En Bulnes se produjo un recambio de gente, salieron algunos y subieron otros, pero los que subieron lo hacían con bolsas que traían del shopping Alto Palermo. Como resultado se redujo de cuatro a dos centímetros cuadrados el espacio que tenía Ramiro para moverse y, en el movimiento provocado por ese recambio, se retorció la tira plástica de la que colgaba la argolla de la que se había podido agarrar un par de estaciones atrás. Tuvo que soltarla, y antes de que pudiera volver a agarrarse alguien se la apropió.
Ramiro no perdía de vista la moneda de un peso que aún no podía agarrar.
Al rato subió un grupo de actores que representaban una obra. Duró varios minutos y al finalizar todo el mundo debió correrse varias veces mientras pasaban la gorra. Ramiro envidió los auriculares del portador del paraguas, y se sorprendió al ver que mucha gente se reía con los chistes que contenía la obra, los que él encontraba increíblemente estúpidos. No sólo eso, también aplaudieron al final y varios pusieron plata en la gorra.
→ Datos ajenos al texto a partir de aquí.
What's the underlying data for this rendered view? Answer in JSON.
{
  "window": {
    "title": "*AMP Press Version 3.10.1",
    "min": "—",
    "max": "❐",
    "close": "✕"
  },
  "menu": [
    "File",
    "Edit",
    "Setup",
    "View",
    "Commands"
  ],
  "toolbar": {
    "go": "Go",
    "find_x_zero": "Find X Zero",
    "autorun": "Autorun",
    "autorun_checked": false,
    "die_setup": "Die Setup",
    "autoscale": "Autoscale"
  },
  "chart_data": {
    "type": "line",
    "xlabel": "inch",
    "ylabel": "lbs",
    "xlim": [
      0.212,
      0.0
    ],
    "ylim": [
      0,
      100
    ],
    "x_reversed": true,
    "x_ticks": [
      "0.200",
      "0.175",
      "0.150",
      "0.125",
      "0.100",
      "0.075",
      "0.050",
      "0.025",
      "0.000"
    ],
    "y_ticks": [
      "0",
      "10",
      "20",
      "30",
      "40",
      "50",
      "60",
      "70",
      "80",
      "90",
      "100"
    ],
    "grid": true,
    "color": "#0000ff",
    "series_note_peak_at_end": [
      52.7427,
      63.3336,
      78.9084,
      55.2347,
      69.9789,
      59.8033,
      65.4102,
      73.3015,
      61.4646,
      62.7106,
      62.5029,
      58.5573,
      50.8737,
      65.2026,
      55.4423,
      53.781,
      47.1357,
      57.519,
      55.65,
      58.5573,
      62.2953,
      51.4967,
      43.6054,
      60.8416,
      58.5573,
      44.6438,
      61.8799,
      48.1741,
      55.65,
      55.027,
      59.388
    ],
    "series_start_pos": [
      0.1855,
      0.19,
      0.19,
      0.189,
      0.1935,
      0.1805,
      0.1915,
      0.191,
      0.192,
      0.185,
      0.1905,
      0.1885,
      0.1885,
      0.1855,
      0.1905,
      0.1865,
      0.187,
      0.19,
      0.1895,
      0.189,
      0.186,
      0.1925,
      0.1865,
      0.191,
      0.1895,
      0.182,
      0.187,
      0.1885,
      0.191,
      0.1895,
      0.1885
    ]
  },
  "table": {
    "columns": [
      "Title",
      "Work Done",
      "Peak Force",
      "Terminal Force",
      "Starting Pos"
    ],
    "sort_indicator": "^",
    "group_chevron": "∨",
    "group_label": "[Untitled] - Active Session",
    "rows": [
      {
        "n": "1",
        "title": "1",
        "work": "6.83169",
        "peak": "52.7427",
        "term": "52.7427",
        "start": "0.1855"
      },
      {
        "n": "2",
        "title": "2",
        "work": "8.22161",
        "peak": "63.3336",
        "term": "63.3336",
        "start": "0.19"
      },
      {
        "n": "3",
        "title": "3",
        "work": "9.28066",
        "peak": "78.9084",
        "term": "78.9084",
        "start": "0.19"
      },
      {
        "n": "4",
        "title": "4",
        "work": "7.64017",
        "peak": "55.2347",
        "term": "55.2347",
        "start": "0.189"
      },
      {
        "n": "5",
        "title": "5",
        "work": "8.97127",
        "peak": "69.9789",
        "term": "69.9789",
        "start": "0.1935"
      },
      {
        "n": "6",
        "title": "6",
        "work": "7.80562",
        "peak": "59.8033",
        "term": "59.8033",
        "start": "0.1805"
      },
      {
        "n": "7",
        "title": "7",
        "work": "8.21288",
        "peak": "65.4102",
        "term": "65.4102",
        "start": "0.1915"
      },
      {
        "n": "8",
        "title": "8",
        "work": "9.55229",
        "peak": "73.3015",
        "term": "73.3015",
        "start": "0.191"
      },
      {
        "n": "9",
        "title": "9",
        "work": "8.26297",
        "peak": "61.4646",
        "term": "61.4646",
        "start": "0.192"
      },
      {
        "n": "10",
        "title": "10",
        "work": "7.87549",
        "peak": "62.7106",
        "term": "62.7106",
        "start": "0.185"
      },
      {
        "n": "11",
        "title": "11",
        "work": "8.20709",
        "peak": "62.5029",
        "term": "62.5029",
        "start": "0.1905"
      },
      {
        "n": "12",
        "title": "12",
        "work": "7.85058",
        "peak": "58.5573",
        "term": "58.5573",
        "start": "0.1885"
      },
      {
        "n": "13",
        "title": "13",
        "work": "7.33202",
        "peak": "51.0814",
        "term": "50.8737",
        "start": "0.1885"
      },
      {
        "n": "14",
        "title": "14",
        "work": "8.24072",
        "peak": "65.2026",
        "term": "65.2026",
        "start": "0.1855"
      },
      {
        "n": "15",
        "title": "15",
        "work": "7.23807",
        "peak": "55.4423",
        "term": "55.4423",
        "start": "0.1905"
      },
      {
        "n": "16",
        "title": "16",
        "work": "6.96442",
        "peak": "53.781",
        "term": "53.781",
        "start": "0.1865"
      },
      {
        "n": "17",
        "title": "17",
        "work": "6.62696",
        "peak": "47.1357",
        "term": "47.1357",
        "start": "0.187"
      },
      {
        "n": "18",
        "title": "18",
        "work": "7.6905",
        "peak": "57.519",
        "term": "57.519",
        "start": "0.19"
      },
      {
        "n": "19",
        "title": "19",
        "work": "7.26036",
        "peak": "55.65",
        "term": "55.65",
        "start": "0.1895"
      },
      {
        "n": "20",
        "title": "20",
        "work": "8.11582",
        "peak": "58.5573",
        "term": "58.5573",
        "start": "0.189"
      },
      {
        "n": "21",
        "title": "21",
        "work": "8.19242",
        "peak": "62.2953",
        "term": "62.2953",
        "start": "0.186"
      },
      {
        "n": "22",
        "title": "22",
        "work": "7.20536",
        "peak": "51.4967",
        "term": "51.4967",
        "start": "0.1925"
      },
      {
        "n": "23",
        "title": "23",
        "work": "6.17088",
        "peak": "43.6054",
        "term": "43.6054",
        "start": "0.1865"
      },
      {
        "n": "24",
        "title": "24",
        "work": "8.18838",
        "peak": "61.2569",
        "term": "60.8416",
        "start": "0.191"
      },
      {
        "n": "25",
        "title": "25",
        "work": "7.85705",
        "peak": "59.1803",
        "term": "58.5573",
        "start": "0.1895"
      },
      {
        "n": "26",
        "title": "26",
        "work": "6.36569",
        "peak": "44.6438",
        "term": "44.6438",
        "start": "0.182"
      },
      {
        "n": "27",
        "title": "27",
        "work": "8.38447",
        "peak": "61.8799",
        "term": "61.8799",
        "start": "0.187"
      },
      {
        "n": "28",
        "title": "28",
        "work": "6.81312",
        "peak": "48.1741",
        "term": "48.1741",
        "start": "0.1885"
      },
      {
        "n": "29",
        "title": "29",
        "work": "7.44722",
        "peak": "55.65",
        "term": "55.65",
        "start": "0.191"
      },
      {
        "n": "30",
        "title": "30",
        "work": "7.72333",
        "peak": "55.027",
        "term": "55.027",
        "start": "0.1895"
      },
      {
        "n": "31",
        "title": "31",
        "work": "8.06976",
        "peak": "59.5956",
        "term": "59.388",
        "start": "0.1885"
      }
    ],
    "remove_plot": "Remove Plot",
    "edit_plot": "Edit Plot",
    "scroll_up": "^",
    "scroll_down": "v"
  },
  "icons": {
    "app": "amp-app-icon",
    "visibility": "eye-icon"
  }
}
Al terminar la obra, Ramiro quiso saber en qué estación estaba, y deducir con ese dato cuánto le faltaba para bajarse en José Hernández. La cantidad de gente le había impedido ver los carteles, y las veces que había quedado del lado de la vía, cerca de la ventana, se había olvidado de mirar o se le había interpuesto un tren. Para colmo el tren en el que viajaba era de los más nuevos y no tenía cartel electrónico, aunque sí tenía ventiladores que permitían un mínimo nivel de respiración.
De todos modos los ventiladores no eliminaban el olor que en esa época del año tenía una gran cantidad pasajeros del subte. Pero no le importaba, estaba acostumbrado y la alternativa era viajar mucho más tiempo en un colectivo, sin garantía de que estuviera menos lleno.
Cuando el tren llegó a la siguiente estación, tampoco pudo ver el cartel. Pero como ya estaba en las estaciones más nuevas, por el estilo arquitectónico pudo deducir que estaba en la estación Carranza, y le faltaban dos para llegar.
Cuando se bajaron algunas personas en Olleros, Ramiro empezó a hacer movimientos para acercarse a la puerta y poder bajar en la siguiente estación. Pidió permiso a varios pasajeros, quienes se esforzaron para dejarlo pasar en una muestra de compromiso con la ciudadanía. La última persona a la que pidió permiso, le indicó que también bajaba ahí.
Al llegar a José Hernández, la puerta se abrió y Ramiro pudo bajar. Fue hacia la escalera mecánica y se puso del lado izquierdo. La mujer que se subió delante de él consideraba que el hecho de que la escalera se moviera era razón suficiente para no usar sus piernas, y se quedó parada todo el trayecto, sin darse cuenta de la ansiedad de los demás por subir más rápido.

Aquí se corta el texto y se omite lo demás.